Call and Response - Alexander Graham Bell’s Telephone
We are living in a transformative time and to highlight that each month, we’ll introduce you to men and women who invented or created a new technology or business model that was revolutionary and that has shaped our current reality. Their stories start here, and continue by following the link. We hope you join us in being stimulated by these stories to take your own transformative or revolutionary approach to the home financing business! -James K. O’Donnell, President
One of the most important inventors responsible for the transformation of our world is Alexander Graham Bell. Bell was born in Edinburgh, Scotland on March 3, 1847. A child prodigy, Bell’s first invention was a machine that removed the hard outer husk from wheat so it could be processed into flour. Bell was 12 years old.
In 1874 the U.S. was crisscrossed with telegraph wires.
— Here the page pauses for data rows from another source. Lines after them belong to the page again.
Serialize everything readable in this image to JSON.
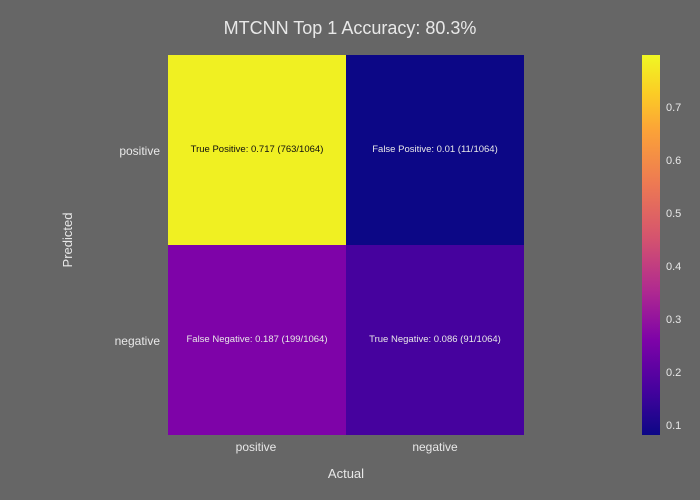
{
  "chart_data": {
    "type": "heatmap",
    "title": "MTCNN Top 1 Accuracy: 80.3%",
    "xlabel": "Actual",
    "ylabel": "Predicted",
    "x_categories": [
      "positive",
      "negative"
    ],
    "y_categories": [
      "positive",
      "negative"
    ],
    "values": [
      [
        0.717,
        0.01
      ],
      [
        0.187,
        0.086
      ]
    ],
    "cell_annotations": {
      "tp": "True Positive: 0.717 (763/1064)",
      "fp": "False Positive: 0.01 (11/1064)",
      "fn": "False Negative: 0.187 (199/1064)",
      "tn": "True Negative: 0.086 (91/1064)"
    },
    "colorbar": {
      "range": [
        0,
        0.717
      ],
      "ticks": [
        0.1,
        0.2,
        0.3,
        0.4,
        0.5,
        0.6,
        0.7
      ]
    }
  }
}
Bell believed that the telegraph could be replaced with what he called his “harmonic telegraph.” Bell’s invention would expand this “nervous system of commerce” as William Orton, President of Western Union described it by replacing Morse code with the human voice.
At the same time Bell was developing his telephone, Italian inventor Antonio Meucci was working on a similar invention. After Meucci and Bell briefly shared a laboratory, Bell introduced his telephone, Meucci sued claiming it was his invention. Fortunately for Bell, Meucci died in 1889 before his case was heard by the U.S. Supreme Court.
Combining technologies developed by Meucci, himself, and inventor Elisha Gray, Bell and his assistant, Thomas A. Watson, made the first telephone call on March 10, 1876. Bell called to Watson in the next room. “Mr. Watson — Come here - I want to see you.” These were the first intelligible words spoken over the telephone.
The Bell Telephone Company opened its doors in 1877. In that same year, Bell made the first transcontinental phone call from New York to San Francisco. By 1886 more than 150,000 people had a telephone in their home. Bell offered to sell his patent for the telephone to Western Union for $100,000. Insisting the telephone was nothing more than a toy Western Union declined the offer. Orton, later told a colleagues that he’d be willing to pay $25 million dollars for Bell’s patent. By then Bell and his investors had no desire to sell and the telephone quickly replaced the telegraph connecting people around the world.